Fritz von Diederichs

Fritz von Diederichs (* 25. Oktober 1805 in Posen; † 3. Dezember 1888 in Berlin; vollständiger Name: Friedrich Ferdinand Alexander von Diederichs) war ein deutscher Jurist, hochrangiger preußischer Verwaltungsbeamter und Mitglied des Deutschen Reichstags.

Leben

Diederichs besuchte das Werdersche und Friedrich-Wilhelms-Gymnasium in Berlin und das Pädagogium in Halle (Saale). 1828 wurde er Auskultator am Berliner Stadtgericht. Später war er in der Verwaltung bei der Bezirksregierung in Köln, der Bezirksregierung Düsseldorf und als Regierungsrat bei der Bezirksregierung Minden und bei der Bezirksregierung Potsdam. 1858 wurde er im Rang eines Oberregierungsrats Abteilungsdirektor für Kirchen- und Schulwesen bei der Potsdamer Bezirksregierung. 1861 war er Referent über die Schwerinsche Kreisordnung, von 1862 bis 1866 Vorsitzender der Gemeindekommission. 1863 wurde er zur Bezirksregierung Marienwerder versetzt und war dort Dirigent der Regierungsabteilung für Kirchen- und Schulwesen.

Von 1858 bis 1866 und nochmals von 1873 bis 1876 war er Mitglied des Preußischen Abgeordnetenhauses (zuerst in der Fraktion Vincke, dann in der gemäßigt liberalen Fraktion Grabow, zuletzt im linken Zentrum).[1][2] Zwischen 1874 und 1877 war er Mitglied des Deutschen Reichstags für die Nationalliberale Partei und den Wahlkreis Regierungsbezirk Potsdam 9 (Zauch-Belzig, Jüterbog-Luckenwalde).[3]

Siehe auch

Literatur

  • Hermann Kalkoff (Hrsg.): Nationalliberale Parlamentarier 1867–1917 des Reichstages und der Einzellandtage.
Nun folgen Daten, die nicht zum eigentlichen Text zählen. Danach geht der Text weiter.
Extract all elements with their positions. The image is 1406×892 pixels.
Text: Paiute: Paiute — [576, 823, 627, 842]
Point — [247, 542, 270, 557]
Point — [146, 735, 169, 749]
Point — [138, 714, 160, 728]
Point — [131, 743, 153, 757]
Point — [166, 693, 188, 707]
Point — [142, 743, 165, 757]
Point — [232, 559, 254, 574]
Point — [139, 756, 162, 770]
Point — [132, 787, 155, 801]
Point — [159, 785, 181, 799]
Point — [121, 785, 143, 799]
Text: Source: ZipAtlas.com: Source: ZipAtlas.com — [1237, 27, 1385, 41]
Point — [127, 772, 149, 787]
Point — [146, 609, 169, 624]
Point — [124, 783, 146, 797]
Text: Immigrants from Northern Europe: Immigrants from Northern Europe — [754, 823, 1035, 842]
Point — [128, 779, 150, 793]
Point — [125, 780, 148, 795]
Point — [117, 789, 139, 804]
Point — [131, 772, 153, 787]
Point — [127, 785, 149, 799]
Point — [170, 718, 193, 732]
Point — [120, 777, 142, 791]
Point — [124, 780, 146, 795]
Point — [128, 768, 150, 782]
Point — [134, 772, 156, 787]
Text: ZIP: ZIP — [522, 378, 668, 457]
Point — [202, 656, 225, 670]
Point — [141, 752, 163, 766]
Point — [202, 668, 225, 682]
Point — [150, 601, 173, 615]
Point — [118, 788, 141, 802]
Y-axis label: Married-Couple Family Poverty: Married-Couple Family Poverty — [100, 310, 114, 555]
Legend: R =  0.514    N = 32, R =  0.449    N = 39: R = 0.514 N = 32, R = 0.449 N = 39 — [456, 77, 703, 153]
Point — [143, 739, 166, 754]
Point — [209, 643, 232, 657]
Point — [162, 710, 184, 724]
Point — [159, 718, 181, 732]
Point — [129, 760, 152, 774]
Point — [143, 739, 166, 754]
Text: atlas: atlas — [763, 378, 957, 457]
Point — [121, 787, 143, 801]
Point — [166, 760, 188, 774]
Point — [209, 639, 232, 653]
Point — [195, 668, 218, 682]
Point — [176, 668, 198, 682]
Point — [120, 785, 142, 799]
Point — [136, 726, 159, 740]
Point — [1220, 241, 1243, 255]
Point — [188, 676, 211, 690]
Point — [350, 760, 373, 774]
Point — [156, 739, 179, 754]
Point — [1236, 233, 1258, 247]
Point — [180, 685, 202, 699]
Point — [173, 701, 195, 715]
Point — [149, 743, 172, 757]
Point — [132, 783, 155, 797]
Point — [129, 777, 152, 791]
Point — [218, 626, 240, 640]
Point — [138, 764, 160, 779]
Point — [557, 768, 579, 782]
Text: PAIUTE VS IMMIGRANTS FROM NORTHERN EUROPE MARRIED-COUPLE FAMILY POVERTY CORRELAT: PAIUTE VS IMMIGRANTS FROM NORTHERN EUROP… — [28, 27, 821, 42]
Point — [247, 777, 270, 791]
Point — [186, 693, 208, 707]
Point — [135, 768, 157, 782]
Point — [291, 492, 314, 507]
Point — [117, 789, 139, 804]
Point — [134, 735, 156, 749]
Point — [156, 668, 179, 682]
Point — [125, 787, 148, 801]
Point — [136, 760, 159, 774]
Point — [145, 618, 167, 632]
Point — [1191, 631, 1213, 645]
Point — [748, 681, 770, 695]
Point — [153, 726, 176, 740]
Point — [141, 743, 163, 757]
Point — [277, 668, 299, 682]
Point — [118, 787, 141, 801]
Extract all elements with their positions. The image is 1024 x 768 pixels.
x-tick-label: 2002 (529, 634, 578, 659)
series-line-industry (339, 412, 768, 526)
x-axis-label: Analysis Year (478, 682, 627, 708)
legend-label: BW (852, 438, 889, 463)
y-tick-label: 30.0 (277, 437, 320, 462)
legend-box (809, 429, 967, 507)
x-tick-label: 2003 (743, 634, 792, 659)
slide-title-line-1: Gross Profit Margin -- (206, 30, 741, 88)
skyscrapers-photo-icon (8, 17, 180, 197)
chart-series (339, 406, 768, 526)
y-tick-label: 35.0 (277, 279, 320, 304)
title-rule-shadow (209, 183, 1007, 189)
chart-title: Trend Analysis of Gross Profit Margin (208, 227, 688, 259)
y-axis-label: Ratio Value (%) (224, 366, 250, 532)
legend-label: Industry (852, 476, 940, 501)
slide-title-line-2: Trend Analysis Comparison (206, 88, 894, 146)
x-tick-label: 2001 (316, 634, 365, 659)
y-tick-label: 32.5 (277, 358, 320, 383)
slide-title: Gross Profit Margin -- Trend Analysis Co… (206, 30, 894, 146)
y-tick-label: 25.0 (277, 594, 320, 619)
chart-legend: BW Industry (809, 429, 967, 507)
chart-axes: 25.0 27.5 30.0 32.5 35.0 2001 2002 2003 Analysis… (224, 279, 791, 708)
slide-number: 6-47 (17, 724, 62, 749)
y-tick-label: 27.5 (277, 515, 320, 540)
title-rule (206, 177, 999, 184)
Schriftenvertriebsstelle der nationalliberalen Partei Deutschlands, Berlin 1917.
  • Bernhard Mann (Bearb.; unter Mitarbeit von Martin Doerry, Cornelia Rauh, Thomas Kühne): Biographisches Handbuch für das Preußische Abgeordnetenhaus 1867–1918. (= Handbücher zur Geschichte des Parlamentarismus und der politischen Parteien, Band 3.) Droste, Düsseldorf 1988, ISBN 3-7700-5146-7, S. 106.
  • Bernd Haunfelder: Biographisches Handbuch für das Preußische Abgeordnetenhaus 1849–1867. (= Handbücher zur Geschichte des Parlamentarismus und der politischen Parteien, Band 5.) Droste, Düsseldorf 1994, ISBN 3-7700-5181-5, S. #.

Einzelnachweise

  1. Biographisches Handbuch für das Preußische Abgeordnetenhaus 1867–1918. (vergleiche Literatur)
  2. Thomas Kühne: Handbuch der Wahlen zum Preußischen Abgeordnetenhaus 1867–1918. Wahlergebnisse, Wahlbündnisse und Wahlkandidaten. (= Handbücher zur Geschichte des Parlamentarismus und der politischen Parteien, Band 6.) Droste, Düsseldorf 1994, ISBN 3-7700-5182-3, S. 198–202.
  3. Fritz Specht, Paul Schwabe: Die Reichstagswahlen von 1867 bis 1907. Eine Statistik der Reichstagswahlen nebst den Programmen der Parteien und einem Verzeichnis der gewählten Abgeordneten. Nachtrag, Die Reichstagswahl von 1907 (12. Legislaturperiode). 2. durch einen Anhang ergänzte Auflage, Verlag Carl Heymann, Berlin 1908, S. 36.